Сейчас об этом мало кто помнит, но еще каких-то 30 лет назад фантастику читали все – от пионеров до пенсионеров. И вовсе не потому, что авторы звали в технические вузы или к звездам. Читатели во все времена любили интересные истории об обычных людях в необычных обстоятельствах. Николай Горнов, омский журналист и писатель, – один из немногих, кто это помнит. И до сих пор не разделяет фантастику и литературу. Написанные за последние пять лет тексты, составившие его третью книгу, в сегодняшнем понимании трудно назвать фантастикой.
Конец двадцать первого столетия. Опасность ядерной войны давно миновала, но окружающая реальность далека от утопии. Цивилизация пала жертвой собственной жадности: тотальные засухи привели к голоду и почти полному вымиранию человечества. Пока никому ненужное ядерное оружие тихо гниет в пусковых шахтах по всему миру, власть захватили военные – единственные, кто смог установить хоть какое-то подобие порядка. В надежде подавить сопротивление недовольных новым мироустройством, подконтрольные правительству ученые создают оружие, принципиально отличающееся от всего придуманного ранее.Главные герои становятся перед выбором: примкнуть к происходящему или умереть? Все осложняется тем, что в этой борьбе нет «хороших» или «плохих», есть только стремление выжить.
В книге рассказывается история главного героя, который сталкивается с различными проблемами и препятствиями на протяжении всего своего путешествия. По пути он встречает множество второстепенных персонажей, которые играют важные роли в истории. Благодаря опыту главного героя книга исследует такие темы, как любовь, потеря, надежда и стойкость. По мере того, как главный герой преодолевает свои трудности, он усваивает ценные уроки жизни и растет как личность.
В книге рассказывается история главного героя, который сталкивается с различными проблемами и препятствиями на протяжении всего своего путешествия. По пути он встречает множество второстепенных персонажей, которые играют важные роли в истории. Благодаря опыту главного героя книга исследует такие темы, как любовь, потеря, надежда и стойкость. По мере того, как главный герой преодолевает свои трудности, он усваивает ценные уроки жизни и растет как личность.

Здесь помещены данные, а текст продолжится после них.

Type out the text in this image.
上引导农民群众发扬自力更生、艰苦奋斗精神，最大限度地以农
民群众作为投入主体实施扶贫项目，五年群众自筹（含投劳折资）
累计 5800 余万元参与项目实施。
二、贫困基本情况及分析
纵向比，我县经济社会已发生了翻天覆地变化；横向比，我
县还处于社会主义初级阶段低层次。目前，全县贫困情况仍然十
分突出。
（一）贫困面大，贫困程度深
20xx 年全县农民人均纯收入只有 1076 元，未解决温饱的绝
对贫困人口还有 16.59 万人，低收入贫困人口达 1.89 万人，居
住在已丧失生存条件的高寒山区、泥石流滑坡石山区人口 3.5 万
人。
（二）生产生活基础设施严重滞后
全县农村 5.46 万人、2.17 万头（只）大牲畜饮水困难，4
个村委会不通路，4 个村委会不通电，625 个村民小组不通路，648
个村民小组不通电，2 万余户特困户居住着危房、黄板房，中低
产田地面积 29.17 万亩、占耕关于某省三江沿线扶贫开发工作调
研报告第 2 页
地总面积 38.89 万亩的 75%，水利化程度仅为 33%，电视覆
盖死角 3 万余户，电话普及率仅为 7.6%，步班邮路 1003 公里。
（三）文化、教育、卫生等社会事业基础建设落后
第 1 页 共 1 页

В книге рассказывается история главного героя, который сталкивается с различными проблемами и препятствиями на протяжении всего своего путешествия. По пути он встречает множество второстепенных персонажей, которые играют важные роли в истории. Благодаря опыту главного героя книга исследует такие темы, как любовь, потеря, надежда и стойкость. По мере того, как главный герой преодолевает свои трудности, он усваивает ценные уроки жизни и растет как личность.
Простите, что без предупреждения, но у меня есть к вам один разговор. Я, Тогаши Юта, в средней школе страдал синдромом восьмиклассника. Синдром восьмиклассника, настигающий людей, находящихся в переходном возрасте, не затрагивает ни тело, ни ощущения человека. Заболевание это, скорее, надуманное. Из-за него люди начинают видеть вокруг себя зло, даже находясь в окружении других людей, но к юношескому бунтарству он не имеет никакого отношения. Например, люди могут быть такого высокого мнения о себе, что им начинает казаться, что они обладают уникальными, загадочными способностями.